Climate Foundation and Tide Technocrats Pvt. Ltd: “Charvesting” to Eliminate Rice Field Burning in Haryana and Punjab to Reduce Air and Water Pollution in Delhi

Most farmers in Punjab and Haryana burn rice straw after harvesting is over to prepare fields quickly for the next season’s crops. Burning from the two states comprises 48 percent of total emissions from rice straw burning across India. During the months rice straw is burned, Delhi experiences a much higher air pollution, with PM2.5 levels commonly exceeding 400 ppm. Governments in Punjab and Haryana have acknowledged the importance of the issue. Straw burning is actually illegal, but inexpensive, and thus widely practiced. “Charvesters” affordably recycle rice straw into biochar with clean emissions using the Biochar Reactors developed by the Climate Foundation. “Charvesting” allows farmers to comply with existing air pollution laws at minimal cost and effort, increase soil productivity and restore depleted lands. Several villages in Haryana support this project and have agreed to change the practice of open rice¬ straw burning and pilot the proposed “Charvesting” system. This approach will ultimately lead to a significant reduction in air and water pollution in Northern India including Delhi, provide a cost ¬effective, reliable, sustainable and decentralized approach to address local needs, increase crop growth, improve farmer productivity, sequester carbon in soils, and provide a valuable income source for rural villages.

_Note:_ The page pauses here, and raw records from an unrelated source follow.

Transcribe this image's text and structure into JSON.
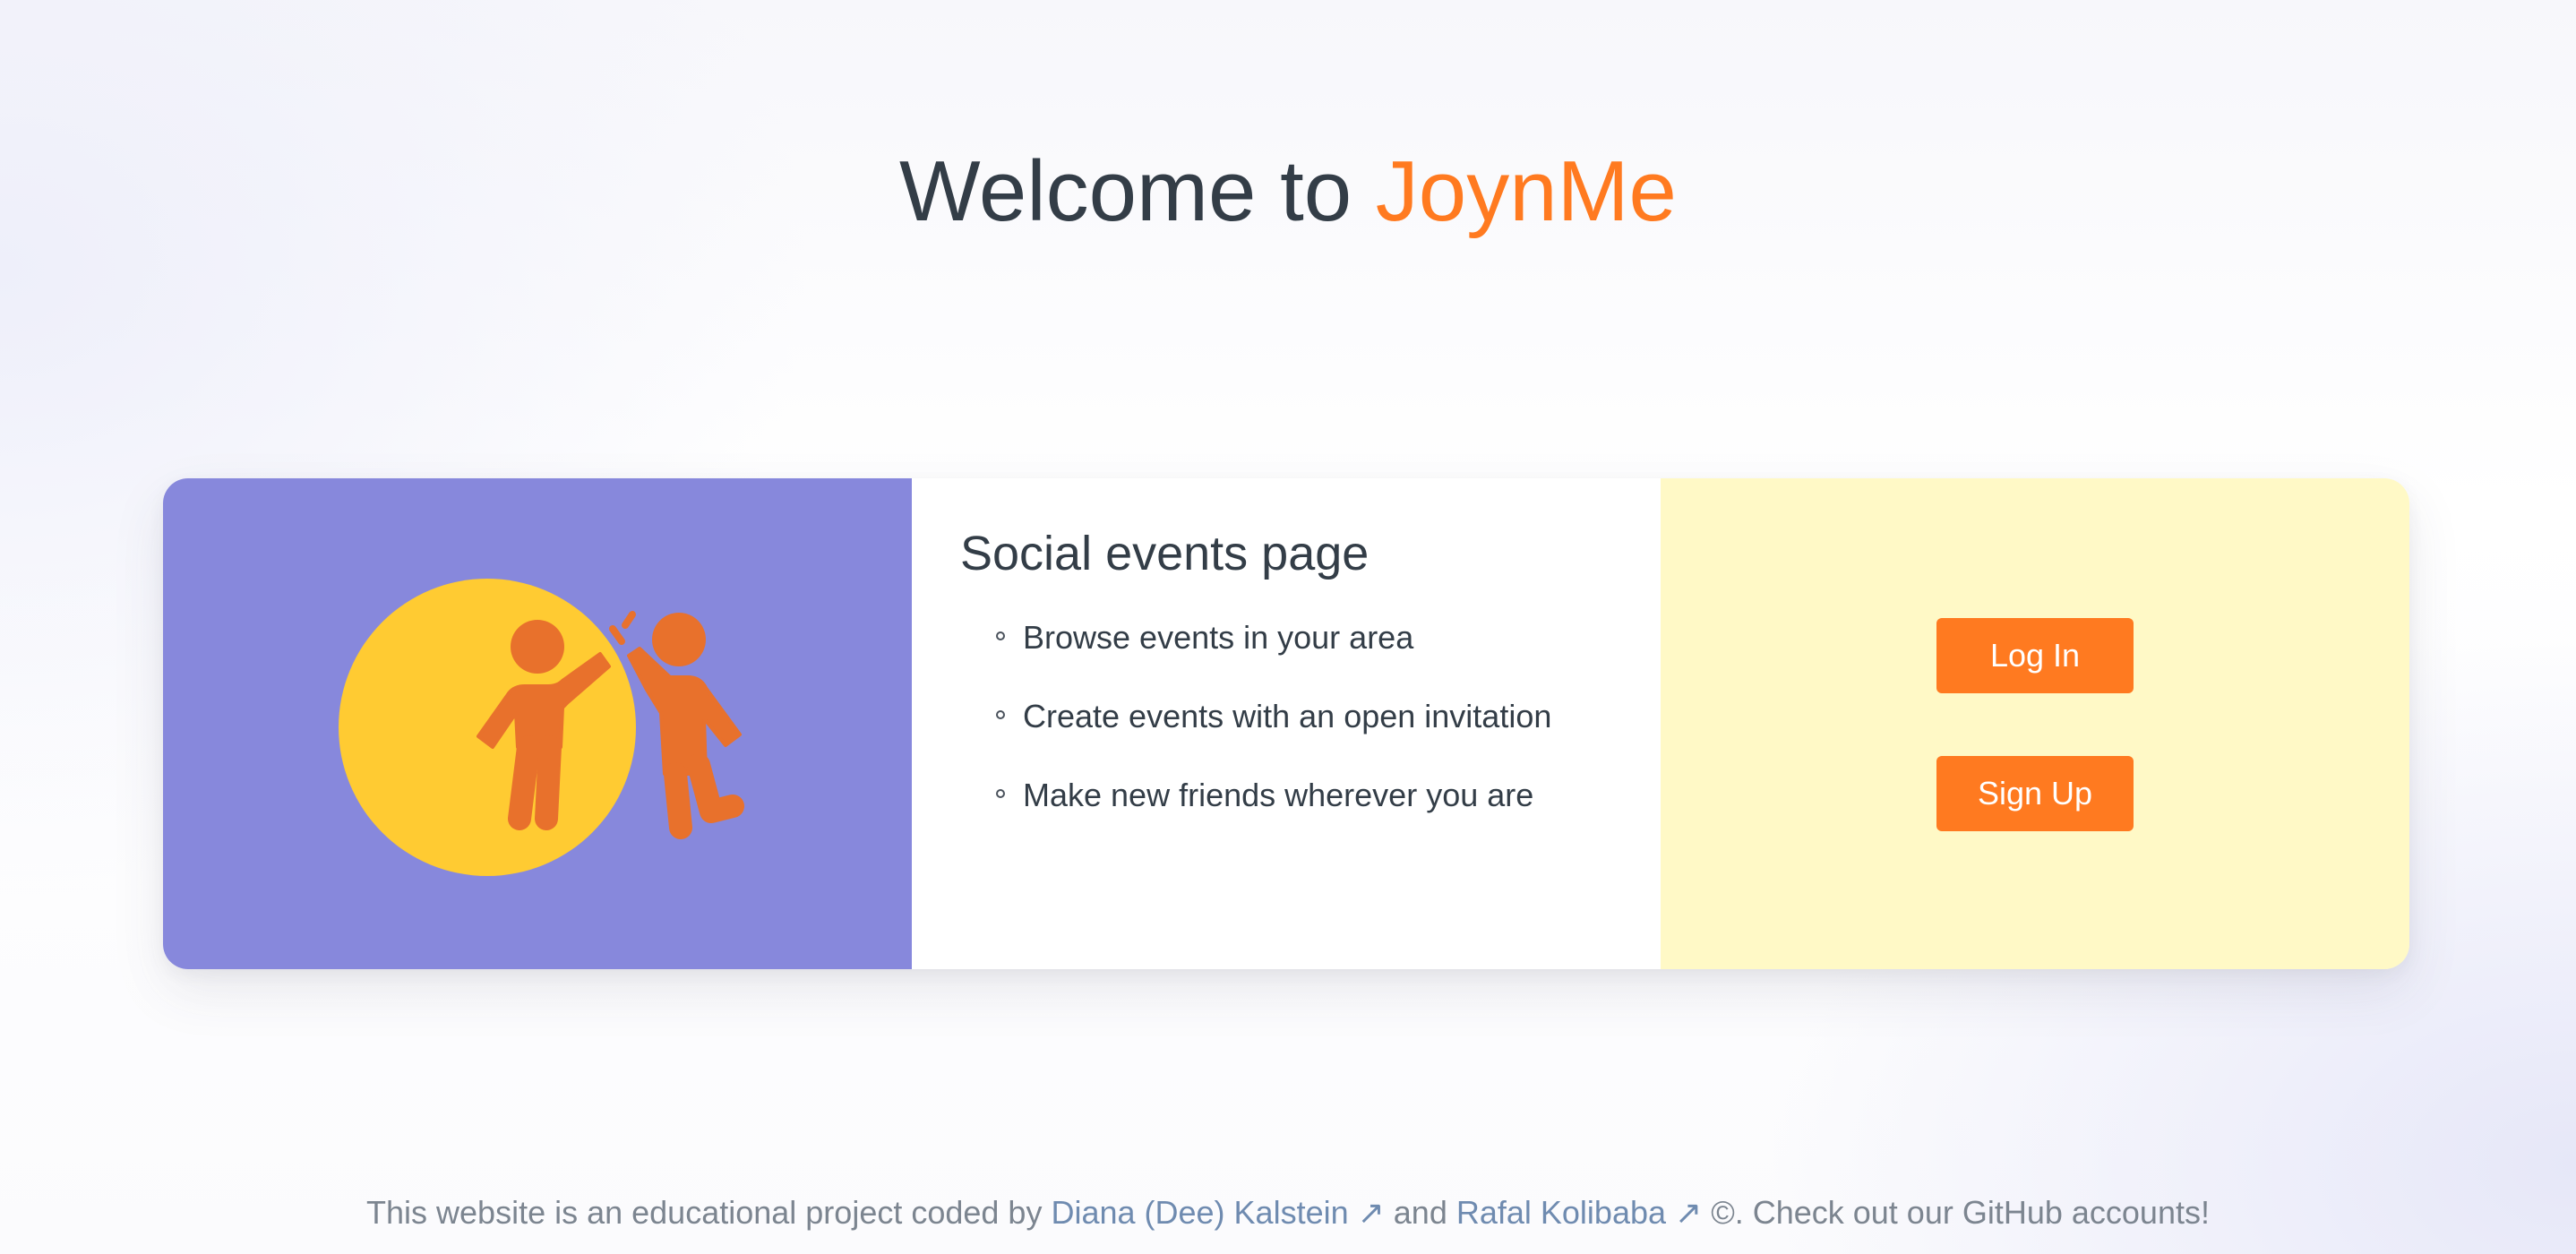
{
  "header": {
    "title_prefix": "Welcome to ",
    "brand": "JoynMe"
  },
  "card": {
    "illustration": {
      "icon": "high-five-people-icon",
      "colors": {
        "panel": "#8788dc",
        "circle": "#ffcb32",
        "figures": "#e8712c"
      }
    },
    "info": {
      "title": "Social events page",
      "features": [
        "Browse events in your area",
        "Create events with an open invitation",
        "Make new friends wherever you are"
      ]
    },
    "actions": {
      "login_label": "Log In",
      "signup_label": "Sign Up"
    }
  },
  "footer": {
    "text_before": "This website is an educational project coded by ",
    "author1": "Diana (Dee) Kalstein ↗",
    "text_between": " and ",
    "author2": "Rafal Kolibaba ↗",
    "text_after": " ©. Check out our GitHub accounts!"
  },
  "colors": {
    "accent": "#ff7a20",
    "text": "#333d47",
    "link": "#6f8bb0",
    "actions_panel": "#fff9c6"
  }
}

Mahila Housing SEWA Trust: Transforming Home Ambience for Slum Dwellers in Delhi

Access to light, ventilation, and efficient energy is critical to improving the quality of life and productivity of the poor, especially women who spend the majority of their time indoors. Unfortunately, these women only have illegal and irregular access to electricity. Poor light and ventilation make them depend more on electrical lighting and cooling devices, and the dwellings are often constructed with materials that absorb heat and require more energy to cool down. Slum communities often use cooling fans for hours a day, raising their energy bills by over 3000 INR per month especially during summers. This project will pilot cool roofs in three slums of Delhi to reduce home temperatures and improve ventilation.  It will also mobilize communities to generate awareness on the benefits of using the product by training women entrepreneurs and design a loan product to create a sustainable business model. The improved indoor environment will help reduce exposure to extreme heat. The reduction in household energy costs will allow poor households to increase spending on food, health, and education, resulting in improvements in the quality of life. And the low energy, better designed homes will make the households less vulnerable to weather impacts, improve their resilience against climate change risks.